Un chemin qui était un triste calvaire conduisait des cachots de la place de Prague au champ de manœuvres de Motol. Sur cette chaussée on rencontrait souvent les convois suivants : un homme, chargé de menottes et escorté par des soldats baïonnette au canon, marchait suivi d’un fourgon contenant un cercueil. Au champ de manœuvres de Motol, le commandement laconique de An ! Feuer ![1] mettait fin au défilé. Ensuite, sous forme d’un ordre du jour du colonel, on faisait connaître l’exécution à tous les bataillons et tous les régiments ; les soldats apprenaient qu’un civil de plus avait été exécuté pour s’être mutiné au moment où il entrait, avec les autres conscrits, à la caserne, et que sa femme, qui n’avait pas pu dire adieu à son mari avait été frappée d’un coup de sabre par le capitaine de service.
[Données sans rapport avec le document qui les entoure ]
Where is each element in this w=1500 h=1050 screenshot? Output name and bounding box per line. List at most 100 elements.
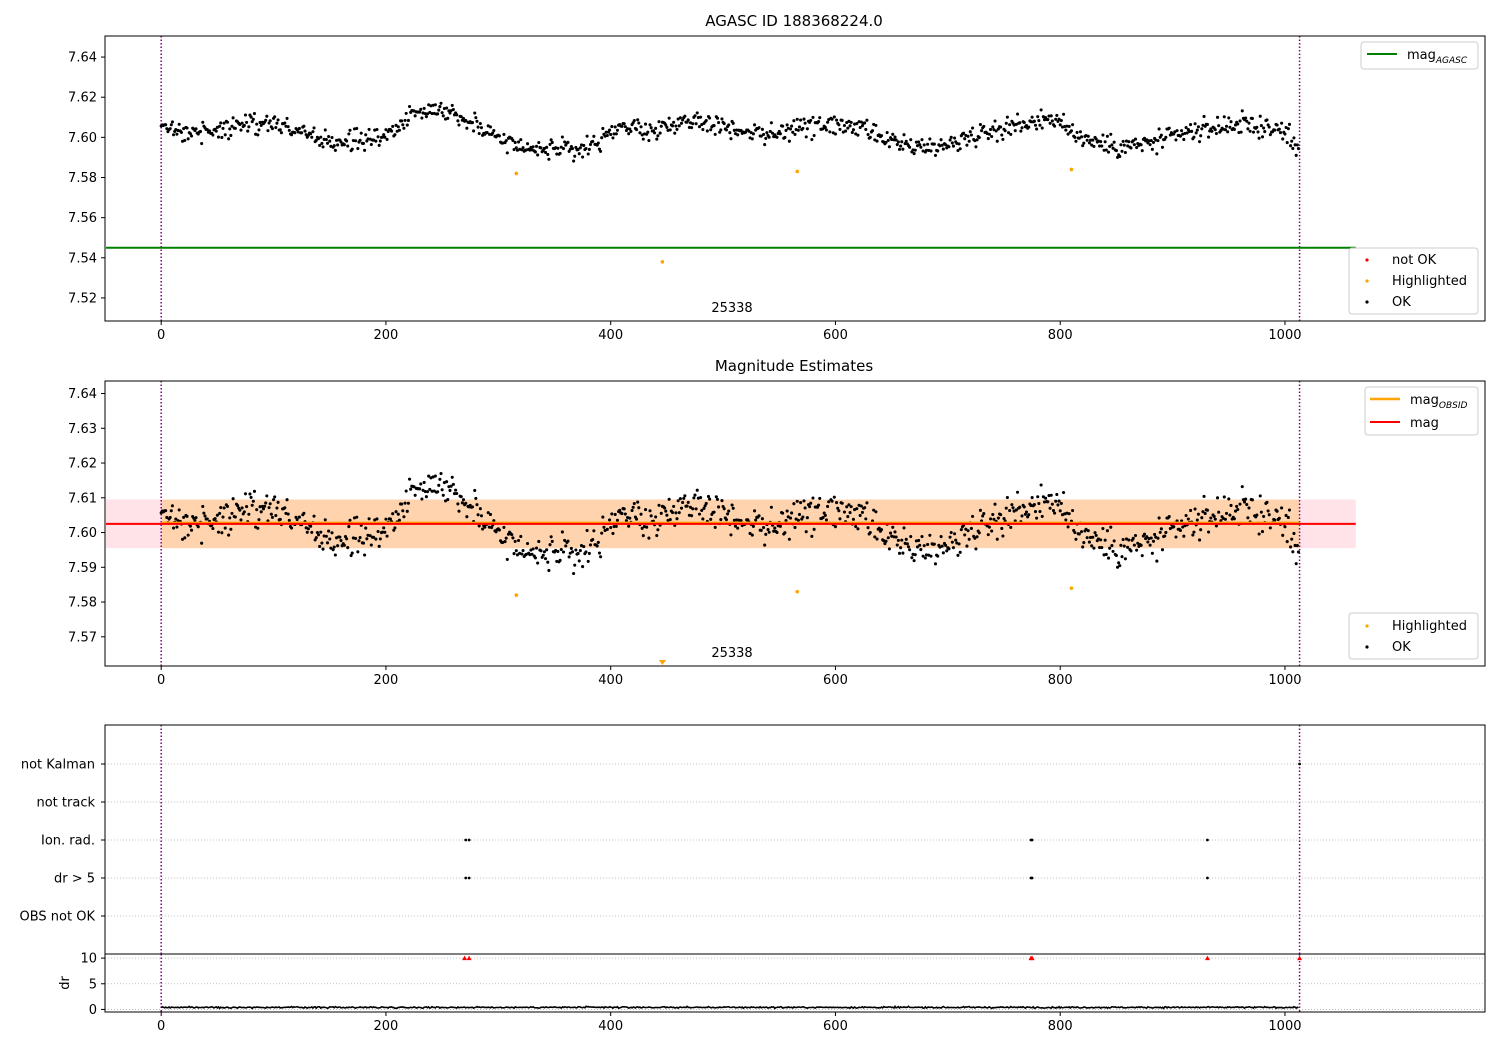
data-point-ok	[848, 511, 852, 515]
panel-estimates-legend-points: Highlighted OK	[1348, 612, 1479, 660]
data-point-ok	[391, 512, 395, 516]
data-point-ok	[1122, 544, 1126, 548]
data-point-ok	[1048, 506, 1052, 510]
data-point-ok	[788, 127, 793, 131]
panel-agasc-title: AGASC ID 188368224.0	[705, 12, 883, 30]
data-point-ok	[1027, 125, 1031, 129]
legend-label-mag: mag	[1410, 416, 1439, 431]
data-point-ok	[448, 111, 452, 115]
data-point-ok	[1157, 127, 1161, 131]
data-point-ok	[945, 549, 949, 553]
data-point-ok	[731, 121, 735, 125]
data-point-ok	[295, 517, 299, 522]
data-point-ok	[1097, 545, 1102, 550]
data-point-ok	[1018, 121, 1022, 125]
data-point-ok	[795, 499, 799, 503]
data-point-ok	[840, 118, 844, 122]
data-point-ok	[949, 530, 953, 535]
data-point-ok	[422, 480, 426, 484]
data-point-ok	[433, 474, 437, 478]
data-point-ok	[325, 141, 330, 145]
data-point-ok	[586, 559, 590, 563]
data-point-ok	[688, 505, 693, 509]
data-point-ok	[1175, 129, 1179, 133]
data-point-ok	[367, 517, 371, 521]
data-point-ok	[556, 549, 560, 554]
data-point-ok	[963, 137, 967, 141]
data-point-ok	[1049, 493, 1053, 497]
data-point-ok	[1244, 497, 1248, 501]
data-point-ok	[1118, 564, 1122, 568]
data-point-ok	[328, 537, 332, 541]
data-point-ok	[1294, 562, 1298, 566]
data-point-ok	[170, 120, 174, 124]
data-point-ok	[1227, 116, 1231, 120]
data-point-ok	[1094, 137, 1098, 141]
data-point-highlighted	[660, 259, 665, 264]
data-point-ok	[995, 537, 999, 541]
data-point-ok	[587, 551, 591, 555]
data-point-ok	[975, 535, 979, 539]
data-point-ok	[900, 538, 904, 542]
data-point-ok	[419, 107, 423, 111]
data-point-ok	[1148, 543, 1152, 547]
data-point-ok	[1236, 122, 1240, 126]
data-point-ok	[1292, 531, 1296, 536]
data-point-ok	[400, 119, 404, 123]
data-point-ok	[164, 123, 168, 127]
data-point-ok	[1258, 114, 1262, 118]
data-point-ok	[342, 143, 346, 147]
data-point-ok	[826, 120, 830, 124]
data-point-ok	[1150, 147, 1154, 151]
data-point-ok	[505, 151, 509, 155]
data-point-ok	[915, 545, 920, 549]
data-point-ok	[1069, 129, 1073, 133]
data-point-ok	[477, 524, 481, 528]
data-point-ok	[525, 541, 530, 546]
data-point-ok	[760, 127, 764, 131]
data-point-ok	[189, 134, 194, 138]
x-tick-label: 200	[374, 328, 399, 343]
data-point-ok	[1290, 537, 1294, 541]
y-tick-label: 0	[89, 1003, 97, 1018]
data-point-ok	[1290, 139, 1294, 143]
data-point-ok	[799, 118, 803, 122]
data-point-ok	[1132, 143, 1136, 147]
data-point-ok	[375, 517, 379, 521]
data-point-ok	[769, 121, 773, 125]
data-point-ok	[785, 123, 789, 127]
legend-label-mag-agasc: magAGASC	[1407, 48, 1468, 66]
data-point-ok	[924, 148, 929, 152]
data-point-ok	[297, 515, 301, 519]
data-point-ok	[1105, 529, 1109, 533]
data-point-ok	[783, 135, 787, 139]
data-point-ok	[456, 119, 460, 123]
y-tick-label: 7.57	[68, 630, 97, 645]
data-point-ok	[354, 139, 358, 143]
data-point-ok	[1103, 538, 1107, 542]
data-point-ok	[978, 508, 982, 512]
data-point-ok	[612, 525, 616, 529]
data-point-ok	[240, 121, 244, 125]
data-point-ok	[376, 529, 380, 534]
data-point-ok	[690, 514, 694, 518]
data-point-ok	[1099, 538, 1103, 542]
data-point-ok	[1278, 131, 1283, 135]
data-point-ok	[996, 127, 1000, 131]
data-point-ok	[545, 548, 549, 552]
data-point-ok	[727, 509, 731, 513]
data-point-ok	[1215, 115, 1220, 119]
data-point-ok	[902, 133, 906, 137]
data-point-ok	[956, 553, 960, 557]
data-point-ok	[473, 111, 477, 115]
data-point-ok	[1153, 532, 1157, 537]
data-point-ok	[939, 138, 943, 142]
data-point-ok	[194, 127, 198, 131]
data-point-ok	[1001, 534, 1005, 538]
data-point-ok	[310, 135, 314, 139]
data-point-ok	[1015, 490, 1020, 494]
data-point-ok	[227, 533, 231, 537]
data-point-ok	[222, 121, 226, 125]
data-point-ok	[965, 544, 969, 548]
data-point-ok	[321, 547, 325, 551]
À la prison de la place de Prague gouvernait un triumvirat composé du gardien-chef Slavik, du capitaine Linhart et du sergent Riha, ce dernier portant aussi le surnom de « bourreau ». Tous les trois étaient là bien à leur place. Combien de victimes ont péri dans ces cellules, succombant à leurs blessures sans qu’on en ait jamais rien su ! Peut-être que le capitaine Linhart poursuit sa carrière d’officier sous la République comme sous l’

  1. En joue, feu !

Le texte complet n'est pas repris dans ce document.